Effect of external tension on the wetting of an elastic sheet

Recent studies of elastocapillary phenomena have triggered interest in a basic variant of the classical Young-Laplace-Dupre (YLD) problem: the capillary interaction between a liquid drop and a thin solid sheet of low bending stiffness. Here we consider a two-dimensional model where the sheet is subjected to an external tensile load and the drop is characterized by a well-defined Young's contact angle theta Y. Using a combination of numerical, variational, and asymptotic techniques, we discuss wetting as a function of the applied tension. We find that, for wettable surfaces with 0 < theta Y < pi/2, complete wetting is possible below a critical applied tension due to the deformation of the sheet in contrast with rigid substrates requiring theta Y = 0. Conversely, for very large applied tensions, the sheet becomes flat and the classical YLD situation of partial wetting is recovered. At intermediate tensions, a vesicle forms in the sheet, which encloses most of the fluid, and we provide an accurate asymptotic description of this wetting state in the limit of small bending stiffness. We show that bending stiffness, however small, affects the entire shape of the vesicle. Rich bifurcation diagrams involving partial wetting and vesicle solution are found. For moderately small bending stiffnesses, partial wetting can coexist with both the vesicle solution and complete wetting.
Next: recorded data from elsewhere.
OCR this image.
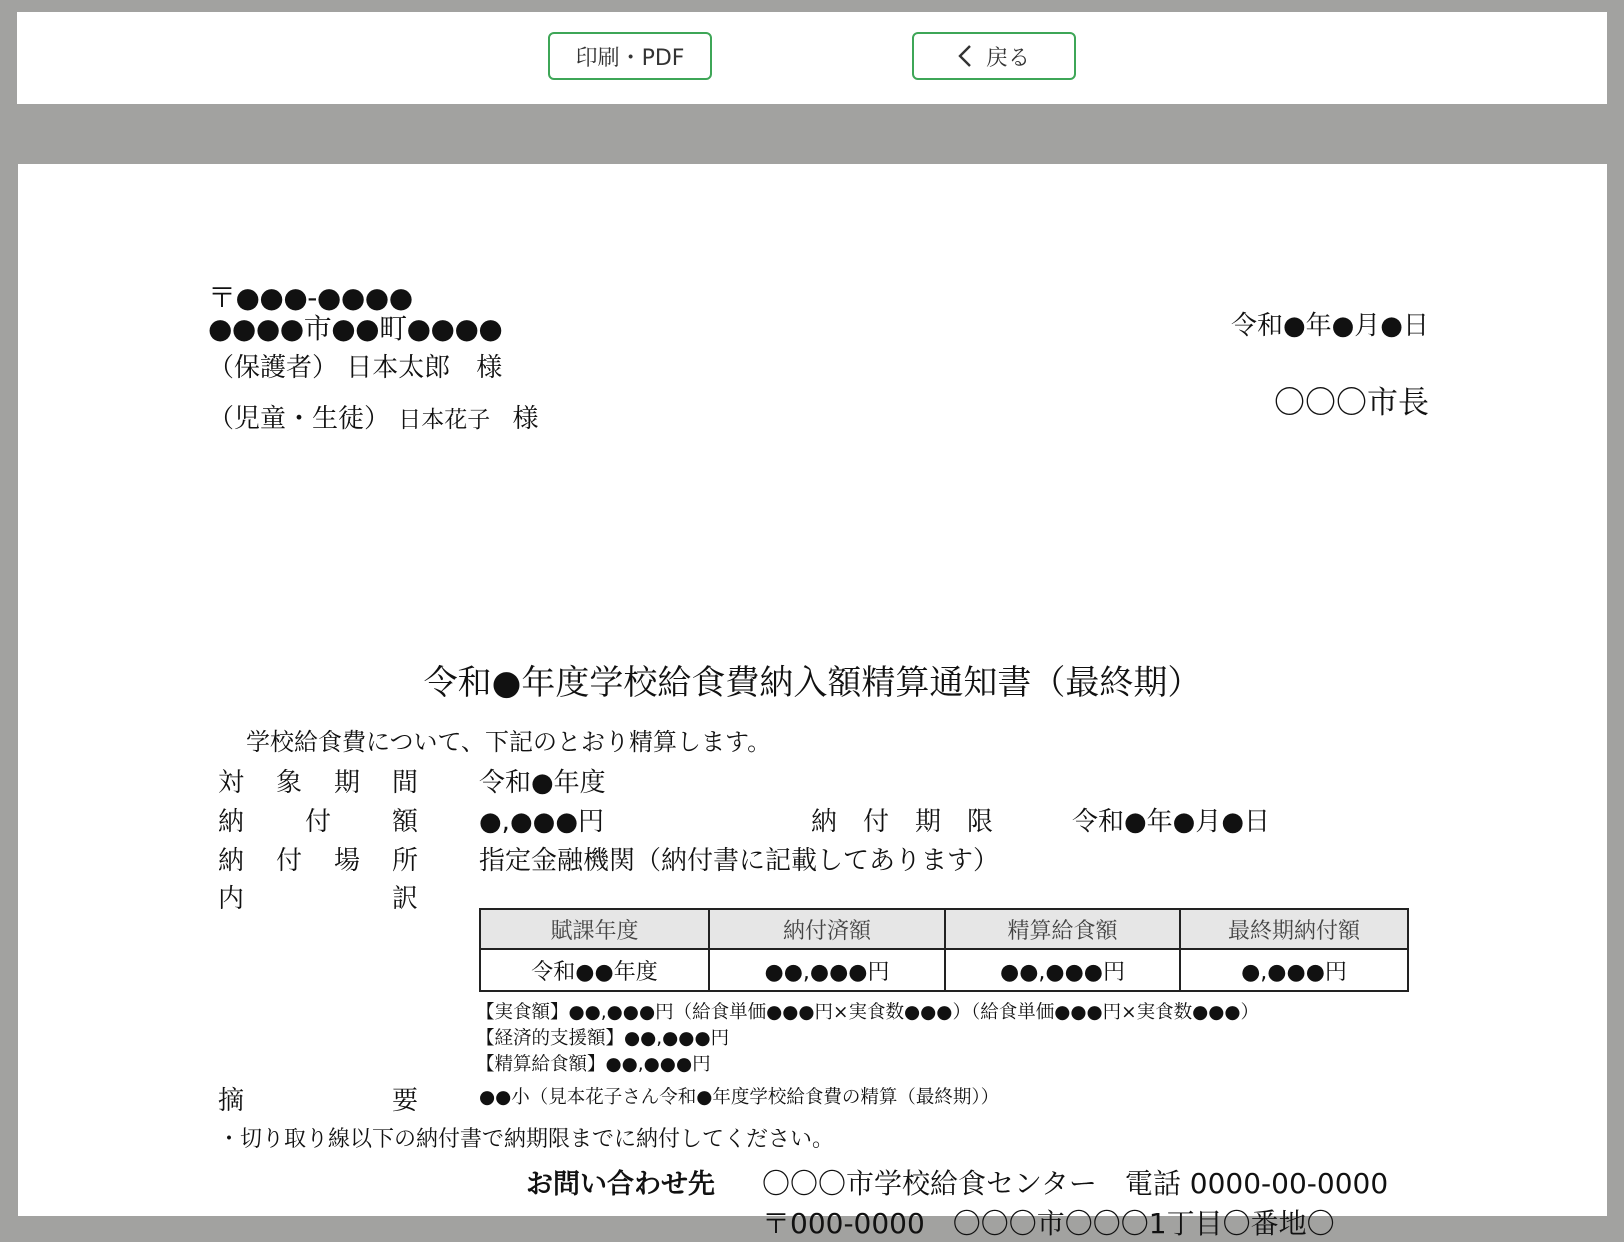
印刷・PDF	戻る
〒●●●-●●●●
●●●●市●●町●●●●
（保護者） 日本太郎　様
（児童・生徒） 日本花子 様
令和●年●月●日
〇〇〇市長
令和●年度学校給食費納入額精算通知書（最終期）
学校給食費について、下記のとおり精算します。
対 象 期 間 令和●年度
納 付 額 ●,●●●円	納　付　期　限	令和●年●月●日
納 付 場 所 指定金融機関（納付書に記載してあります）
内	訳
賦課年度	納付済額	精算給食額	最終期納付額
令和●●年度	●●,●●●円	●●,●●●円	●,●●●円
【実食額】●●,●●●円（給食単価●●●円×実食数●●●）（給食単価●●●円×実食数●●●）
【経済的支援額】●●,●●●円
【精算給食額】●●,●●●円
摘	要	●●小（見本花子さん令和●年度学校給食費の精算（最終期））
・切り取り線以下の納付書で納期限までに納付してください。
お問い合わせ先 〇〇〇市学校給食センター　電話 0000-00-0000
〒000-0000　〇〇〇市〇〇〇1丁目〇番地〇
Finally, we identify a tension-dependent bendocapillary length, lambda BC, and find that the shape of the drop is determined by the ratio A/lambda 2BC, where A is the area of the drop.

Automated summary

Recent studies have focused on the capillary interaction between a liquid drop and a thin solid sheet of low bending stiffness. Wetting behavior is discussed as a function of applied tension using numerical, variational, and asymptotic techniques. Complete wetting is possible for wettable surfaces with a defined Young's contact angle below a critical applied tension. A vesicle forms in the sheet at intermediate tensions, enclosing most of the fluid, and the shape of the drop is determined by the ratio of area to a tension-dependent bendocapillary length.